Muhteşem Yüzyıl en sevdiğim dizilerden biri. Nitekim, çarşamba akşamları reyting rekorları kırıyor. Demek vatandaş da memnun. Ama Tayyip Erdoğan farklı düşünüyor. Beğenmemek bir yana, zararlı görüyor. Bu yüzden, Kütahya'daki konuşmasında hem diziye, hem dizinin yapımcısına, hem de o diziyi oynatan televizyon sahiplerine çattı. Topu, yargıya atarken, o çoktan hükmünü vermişti. "İlgilileri uyarmamıza rağmen, yargının da gerekli kararı vermesini bekliyoruz. Böyle bir anlayış olmaz. Bu milletin değerleriyle oynayanlara, milletçe gereken dersin, cevabın hukuk içinde verilmesi gerekir" dedi. Başbakan bir zahmet reytinglere bakarsa, milletin verdiği cevabı görür. Hukuku yönlendirmesi ise hiç doğru değil. Bu diziler, aksine, halkın tarihe merakını arttırıyor. Üstelik padişahları insani yönleriyle görerek sevmesini de sağlıyor. Herkes, Topkapı ve Dolmabahçe'de Harem dairelerini gezmek, o günleri daha yakından tanımak özleminde. Muhteşem Yüzyıl'ı seyrettiği için Kanuni Sultan Süleyman'ı küçümseyen bir kişiye henüz rastlamadım. Çok şükür halkımız, dizi ile belgeseli birbirinden ayırt edecek ferasette.
Türk milleti çoğulcu bir yapıyı yansıtıyor. Herkes farklı değerlere sahip olabilir. Aileden gelen birikim, devam ettiği okullardan öğrendikleri ve hayatta karşılaştıkları ya da çevresi, kişileri etkiliyor. Hangi çizgide olursak olalım öğrenmemiz gereken ilk şey, birbirimizin tercihine ve inançlarına saygılı davranmak.
Dindar çevreler, bir zamanlar televizyonu bir ahlâksızlık kaynağı olarak görür ve seyretmezdi. Bunun yanlış olduğunu düşünmeme rağmen, hiçbir zaman kınamadım; küçük de görmedim. Bırakalım onlar da istedikleri gibi yaşasınlar dedim. Ne kimsenin "ahlâk zabıtası" kesilmeye hakkı vardır, ne de bir başkasını, yaşantısından ve inançlarından dolayı kınamaya.
Severek seyrettiğim bir dizi de atv'deki Huzur Sokağı... İstanbul Temaşa Tiyatrosu'nun sahneye koyduğu oyuna da gittim. Zamanında bu kitabı yazan Şule Yüksel Şenler'e hayli eziyet edilmiş. O ne kadar yanlışsa, Muhteşem Yüzyıl'a cephe almak da yanlış. Huzur Sokağı'nın da bir mesajı var.
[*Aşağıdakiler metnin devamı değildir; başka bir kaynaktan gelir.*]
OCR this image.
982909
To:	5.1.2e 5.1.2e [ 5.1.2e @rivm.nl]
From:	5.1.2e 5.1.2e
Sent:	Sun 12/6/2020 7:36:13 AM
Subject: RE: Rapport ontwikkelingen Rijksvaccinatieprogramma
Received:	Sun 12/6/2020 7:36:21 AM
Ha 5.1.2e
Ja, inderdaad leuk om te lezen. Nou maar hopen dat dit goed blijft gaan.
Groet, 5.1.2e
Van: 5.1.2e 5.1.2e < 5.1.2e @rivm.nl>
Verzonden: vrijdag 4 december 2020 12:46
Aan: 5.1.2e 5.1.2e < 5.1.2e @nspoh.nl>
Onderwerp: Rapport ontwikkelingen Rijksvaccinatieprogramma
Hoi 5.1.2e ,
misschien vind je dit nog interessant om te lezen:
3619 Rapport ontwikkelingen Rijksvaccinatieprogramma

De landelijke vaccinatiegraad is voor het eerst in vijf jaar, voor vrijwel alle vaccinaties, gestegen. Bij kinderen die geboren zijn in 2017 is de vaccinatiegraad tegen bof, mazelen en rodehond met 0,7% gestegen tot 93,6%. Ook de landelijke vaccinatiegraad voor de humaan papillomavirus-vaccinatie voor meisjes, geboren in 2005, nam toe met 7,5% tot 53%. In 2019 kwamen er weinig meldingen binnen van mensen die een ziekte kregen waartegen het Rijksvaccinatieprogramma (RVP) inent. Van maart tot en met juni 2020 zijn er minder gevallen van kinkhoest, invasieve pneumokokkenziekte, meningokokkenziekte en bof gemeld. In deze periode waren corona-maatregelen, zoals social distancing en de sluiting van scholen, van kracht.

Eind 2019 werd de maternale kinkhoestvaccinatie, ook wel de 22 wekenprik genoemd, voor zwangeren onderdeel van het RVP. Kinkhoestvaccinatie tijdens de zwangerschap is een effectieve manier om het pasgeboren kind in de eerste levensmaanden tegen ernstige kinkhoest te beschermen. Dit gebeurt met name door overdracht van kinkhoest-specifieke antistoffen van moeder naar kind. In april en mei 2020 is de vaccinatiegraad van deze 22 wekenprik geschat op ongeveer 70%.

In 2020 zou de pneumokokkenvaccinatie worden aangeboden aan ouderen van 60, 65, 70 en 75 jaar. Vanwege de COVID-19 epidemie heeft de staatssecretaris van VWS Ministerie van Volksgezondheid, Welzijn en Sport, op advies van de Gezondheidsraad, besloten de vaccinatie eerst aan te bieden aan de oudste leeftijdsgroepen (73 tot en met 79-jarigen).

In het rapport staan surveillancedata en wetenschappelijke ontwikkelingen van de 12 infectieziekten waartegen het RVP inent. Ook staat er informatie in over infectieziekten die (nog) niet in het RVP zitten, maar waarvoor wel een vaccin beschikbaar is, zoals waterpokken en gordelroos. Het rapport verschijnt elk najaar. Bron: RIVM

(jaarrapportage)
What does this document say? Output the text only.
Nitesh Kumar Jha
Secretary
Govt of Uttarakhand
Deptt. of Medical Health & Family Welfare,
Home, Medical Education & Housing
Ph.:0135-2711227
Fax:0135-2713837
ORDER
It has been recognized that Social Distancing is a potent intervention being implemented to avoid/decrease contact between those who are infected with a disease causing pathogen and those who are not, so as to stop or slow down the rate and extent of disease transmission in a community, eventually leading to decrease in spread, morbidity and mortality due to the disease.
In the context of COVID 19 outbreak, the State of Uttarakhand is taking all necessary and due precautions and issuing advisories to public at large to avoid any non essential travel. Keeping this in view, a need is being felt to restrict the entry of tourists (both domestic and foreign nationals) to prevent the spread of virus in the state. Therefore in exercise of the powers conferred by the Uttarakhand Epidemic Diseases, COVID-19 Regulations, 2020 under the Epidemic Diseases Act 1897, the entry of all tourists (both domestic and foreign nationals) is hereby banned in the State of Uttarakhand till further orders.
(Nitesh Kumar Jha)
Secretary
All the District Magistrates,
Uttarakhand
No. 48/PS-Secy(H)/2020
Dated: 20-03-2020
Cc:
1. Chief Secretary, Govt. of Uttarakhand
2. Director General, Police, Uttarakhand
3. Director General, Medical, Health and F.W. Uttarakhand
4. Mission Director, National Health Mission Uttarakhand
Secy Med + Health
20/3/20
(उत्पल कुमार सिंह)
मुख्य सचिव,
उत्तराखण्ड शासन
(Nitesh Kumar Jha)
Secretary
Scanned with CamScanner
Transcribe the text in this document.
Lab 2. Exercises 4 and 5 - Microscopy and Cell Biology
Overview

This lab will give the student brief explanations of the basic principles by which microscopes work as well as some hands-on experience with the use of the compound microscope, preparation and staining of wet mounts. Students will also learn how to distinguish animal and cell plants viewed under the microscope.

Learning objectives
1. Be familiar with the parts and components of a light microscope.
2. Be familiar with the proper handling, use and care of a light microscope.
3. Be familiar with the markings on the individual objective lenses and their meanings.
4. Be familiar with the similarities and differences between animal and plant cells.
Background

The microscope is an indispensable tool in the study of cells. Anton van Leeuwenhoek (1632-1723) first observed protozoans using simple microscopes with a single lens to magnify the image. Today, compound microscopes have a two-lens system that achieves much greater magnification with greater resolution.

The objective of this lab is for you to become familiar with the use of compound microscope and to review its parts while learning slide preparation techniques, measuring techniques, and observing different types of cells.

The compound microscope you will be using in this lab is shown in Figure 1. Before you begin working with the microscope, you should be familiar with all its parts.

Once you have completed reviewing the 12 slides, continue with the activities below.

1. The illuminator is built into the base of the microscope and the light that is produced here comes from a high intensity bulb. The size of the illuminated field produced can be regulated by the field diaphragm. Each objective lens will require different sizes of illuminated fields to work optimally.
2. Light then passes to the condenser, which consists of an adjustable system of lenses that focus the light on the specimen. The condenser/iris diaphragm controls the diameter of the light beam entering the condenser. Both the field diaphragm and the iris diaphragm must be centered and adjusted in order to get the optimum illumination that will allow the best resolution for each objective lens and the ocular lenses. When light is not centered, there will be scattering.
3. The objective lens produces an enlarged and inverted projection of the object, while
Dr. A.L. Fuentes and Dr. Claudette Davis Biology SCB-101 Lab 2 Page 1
Mütedeyyin bir hayat huzur verir; dindar insanlar yardımseverdir; hep iyilik yaparlar, aralarında kuvvetli bir bağ mevcuttur. Dinle, diyanetle ilgisiz yaşayanlar, her türlü kötülüğün içindedir; birbirlerinin gözünü oyarlar. 28 Şubat sürecinde olsak, belki de Huzur Sokağı hedef tahtasına oturtulurdu. Oysa cuma akşamları reyting rekorları kırıyor.
Bırakalım milleti koruyup kollamayı... Biraz halkın sağduyusuna güvenelim.